A standing criticism of DARE is that the program takes police officers off the streets and places them in the classroom, with dubious results. The Chicago Tribune reported (1-26-03) that the city of Chicago Ridge "dropped DARE last year after 13 years, because there was no corresponding decrease in drug arrests in the community." Police Chief Tim Balderman told the Tribune that the city had in fact had "an increase in arrests, all DARE graduates."
"I can't tell you how many kids told me DARE introduced them to drugs," Balderman explained. "The problem with DARE, other than that it's a multimillion dollar conglomerate in the business of selling T-shirts, is that it takes the burden off parents to raise their kids."

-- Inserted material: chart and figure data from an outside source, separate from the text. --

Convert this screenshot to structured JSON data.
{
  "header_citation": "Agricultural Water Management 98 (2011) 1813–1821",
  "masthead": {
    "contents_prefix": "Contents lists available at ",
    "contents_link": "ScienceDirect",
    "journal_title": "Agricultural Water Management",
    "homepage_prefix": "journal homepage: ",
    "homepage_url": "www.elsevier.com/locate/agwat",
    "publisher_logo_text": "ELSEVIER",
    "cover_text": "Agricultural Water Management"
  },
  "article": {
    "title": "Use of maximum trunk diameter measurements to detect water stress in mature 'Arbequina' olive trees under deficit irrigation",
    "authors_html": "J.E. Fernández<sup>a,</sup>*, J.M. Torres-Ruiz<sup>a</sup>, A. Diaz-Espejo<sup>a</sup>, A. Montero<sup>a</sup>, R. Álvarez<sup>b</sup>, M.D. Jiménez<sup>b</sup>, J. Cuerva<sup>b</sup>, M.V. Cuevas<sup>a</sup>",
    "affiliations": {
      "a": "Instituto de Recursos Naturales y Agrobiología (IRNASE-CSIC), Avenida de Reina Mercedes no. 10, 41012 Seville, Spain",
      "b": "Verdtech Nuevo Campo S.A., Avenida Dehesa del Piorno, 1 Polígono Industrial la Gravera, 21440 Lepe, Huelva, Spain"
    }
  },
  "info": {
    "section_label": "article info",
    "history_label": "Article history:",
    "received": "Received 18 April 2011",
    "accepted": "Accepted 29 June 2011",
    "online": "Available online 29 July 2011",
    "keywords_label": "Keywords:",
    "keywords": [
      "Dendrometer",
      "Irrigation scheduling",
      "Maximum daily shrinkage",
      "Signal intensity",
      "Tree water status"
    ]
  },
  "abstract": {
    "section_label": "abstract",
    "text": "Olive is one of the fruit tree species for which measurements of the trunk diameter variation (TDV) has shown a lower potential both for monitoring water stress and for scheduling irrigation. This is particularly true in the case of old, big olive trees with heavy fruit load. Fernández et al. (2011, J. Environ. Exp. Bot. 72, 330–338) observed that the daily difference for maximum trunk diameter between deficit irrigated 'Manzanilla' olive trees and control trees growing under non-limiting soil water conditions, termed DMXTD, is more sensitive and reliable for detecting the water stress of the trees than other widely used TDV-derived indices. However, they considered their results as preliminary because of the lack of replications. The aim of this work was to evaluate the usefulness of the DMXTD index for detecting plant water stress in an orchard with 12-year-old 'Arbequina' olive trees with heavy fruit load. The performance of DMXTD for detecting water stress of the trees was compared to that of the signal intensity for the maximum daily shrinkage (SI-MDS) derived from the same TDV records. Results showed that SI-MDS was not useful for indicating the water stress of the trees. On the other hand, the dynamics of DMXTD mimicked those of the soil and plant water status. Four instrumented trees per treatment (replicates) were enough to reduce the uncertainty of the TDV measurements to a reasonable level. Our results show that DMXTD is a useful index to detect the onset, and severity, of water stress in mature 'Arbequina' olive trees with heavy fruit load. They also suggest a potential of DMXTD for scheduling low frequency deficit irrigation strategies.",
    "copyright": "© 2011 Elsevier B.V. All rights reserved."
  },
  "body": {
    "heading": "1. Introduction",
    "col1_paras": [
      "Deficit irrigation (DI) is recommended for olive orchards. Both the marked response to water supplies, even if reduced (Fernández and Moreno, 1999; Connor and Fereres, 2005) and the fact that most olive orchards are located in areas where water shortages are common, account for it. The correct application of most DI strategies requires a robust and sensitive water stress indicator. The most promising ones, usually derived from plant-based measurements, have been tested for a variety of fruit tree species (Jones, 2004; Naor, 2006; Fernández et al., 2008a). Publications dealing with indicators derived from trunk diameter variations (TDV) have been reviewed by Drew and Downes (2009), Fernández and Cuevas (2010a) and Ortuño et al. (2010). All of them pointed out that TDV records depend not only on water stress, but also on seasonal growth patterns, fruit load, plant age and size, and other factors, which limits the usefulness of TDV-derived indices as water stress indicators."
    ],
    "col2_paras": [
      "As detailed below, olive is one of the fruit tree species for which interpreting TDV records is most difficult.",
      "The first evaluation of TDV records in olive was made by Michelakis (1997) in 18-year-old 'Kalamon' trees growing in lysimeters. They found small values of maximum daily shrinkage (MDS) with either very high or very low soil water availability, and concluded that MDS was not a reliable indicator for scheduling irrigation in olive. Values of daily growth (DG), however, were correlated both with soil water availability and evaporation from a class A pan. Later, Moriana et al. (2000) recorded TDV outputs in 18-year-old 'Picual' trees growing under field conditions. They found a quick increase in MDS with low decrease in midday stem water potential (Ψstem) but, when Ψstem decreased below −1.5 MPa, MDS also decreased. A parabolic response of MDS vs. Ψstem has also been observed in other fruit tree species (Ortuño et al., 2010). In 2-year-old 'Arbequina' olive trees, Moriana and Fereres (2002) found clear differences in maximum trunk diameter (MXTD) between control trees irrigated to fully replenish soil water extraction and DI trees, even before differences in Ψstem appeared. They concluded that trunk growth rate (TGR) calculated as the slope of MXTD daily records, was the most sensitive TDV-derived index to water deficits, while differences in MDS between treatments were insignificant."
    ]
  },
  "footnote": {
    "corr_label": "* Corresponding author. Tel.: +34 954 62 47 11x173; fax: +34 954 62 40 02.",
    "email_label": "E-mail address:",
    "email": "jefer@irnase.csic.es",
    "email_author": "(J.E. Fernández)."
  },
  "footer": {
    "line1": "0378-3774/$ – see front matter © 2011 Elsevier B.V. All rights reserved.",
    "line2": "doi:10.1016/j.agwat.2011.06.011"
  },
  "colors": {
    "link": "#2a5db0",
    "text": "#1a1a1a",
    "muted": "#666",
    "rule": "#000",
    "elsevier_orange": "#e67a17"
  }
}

But DARE is not likely to disappear altogether any time soon. The DARE organization began a partnership with the University of Akron, Ohio in 2001 to re-evaluate the program, and a new version of the program will be introduced in six cities next fall. The new DARE will be shortened from 17 weeks to 10, and will target older children instead of 5th- and 6th-graders.
David Nott, president of the Los Angeles-based think tank, the Reason Foundation, editorialized last month in the Orange County Register that DARE's "in-house assessment won't be complete until 2006 - meaning millions more in taxpayer money will flow into the program in the interim. Furthermore, while select students in six cities may get a new lesson from DARE, the vast majority of kids continue to receive the same old tired message - a message that has proven to be completely useless."